As an educator, I often think about how education has changed over time. Many years ago, when I was a student, the way we learned material was so different. We didn’t have computers. We went to the local library to do research or used class textbooks. We also had to handwrite our assignments in notebookswhich we kept organized in our Trapper Keepers.

During my school days, the most exciting technology we had was the electric typewriter. Once I had my own children, I saw some similarities but more differences. Preschool was no longer just a place to learn to play cooperatively with others. If you wanted to arm your child with the skills necessary to be successful when entering kindergarten, it was a necessity.

When my children were in school, technology was becoming the future and a computer was no longer a luxury; to complete homework, it was a necessity. I was amazed at how quickly my children caught on to this new technology. For example, looking up a word or a topic on Google was faster than looking it up in a dictionary or in an encyclopedia. How easy it was to type your homework out and check spellings just by clicking a button.

Choosing to be an educator

Watching education evolve made me want to be part of the bigger picture, and since I enjoyed teaching my own children and helping them with their homework, I decided that I wanted to help students in the school system as well. I was determined to help as many children as I could, and so I became a teacher.

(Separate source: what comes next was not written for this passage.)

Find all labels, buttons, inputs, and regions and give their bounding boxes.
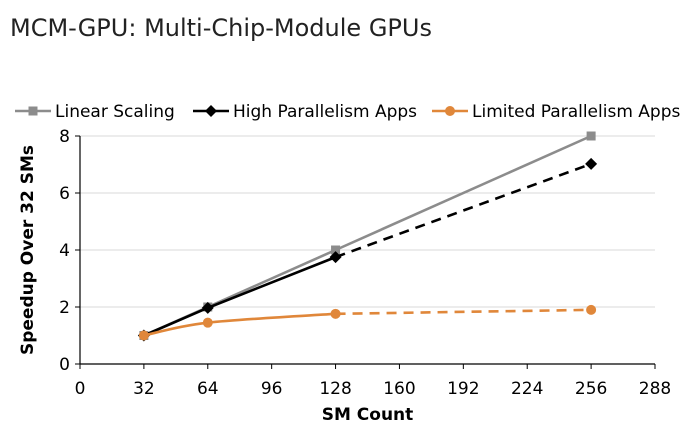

 For most of my career, I have taught first grade. I have not only watched the curriculum change, but also the way in which teachers teach and the way in which students are assessed.

Students today take a more active role in their education. When I was a student, you listened to the teacher lecture and took notes without any thought of questioning what you didn’t understand. Now, teachers guide the instruction and students become active participants.

Students understand reading and math by participating and collaborating. They can become peer teachers for their fellow classmates. In today’s classrooms, teachers welcome students to challenge each other’s answers, work collaboratively and explain their reasoning.

Technology assistance

Students today have many opportunities to be successful, and they don’t have to wait until high school to have access to the latest technology, because this access begins in kindergarten.

Some of this technology includes Smart Boards, where students can interact with lessons on the screen, and programs formatted around a student’s individual needs, like I-Ready.

Many schools have sets of iPads and laptops— large enough to accommodate an entire class—which allow students to practice at their own pace and master language arts and math
skills. This technology is setting our students up for success in the 21st century.

These days, testing in the lower grades is referred to as assessments, and assessments in reading are no longer a paper and pencil running record.

Instead, technology today helps score students in different areas of reading from phonics and phonemic awareness to nonsense words and the program is called mCLASS:Reading.

Set up for success

One thing is for sure: there has never been a time when parents didn’t worry about their child becoming successful. Standards are higher now than ever before for a student to be considered on grade level. One question parents ask me at conferences each year is, “What can I do to help my child at home?”

Once again, technology is a wonderful tool and the Internet offers websites for students to practice their skills in any subject imaginable. Gone are the days of reading media books to your children. Students today need to read out loud to Mom and Dad. To really master a reading level, students need to comprehend what the story is about. Having them read to you is very important.

In school, students are required to read stories to the teacher and then answer questions independently. Though this skill is hard at first, with time and practice students become more comfortable and confident, but practicing at home helps.

An easy way to do this is to ask questions about the story. This is a crucial thing parents can do to help students prepare for reading assessments and to help their children become better readers.

As we enter 2017, I will be waiting and anticipating, wondering where education will take us next in the New Year.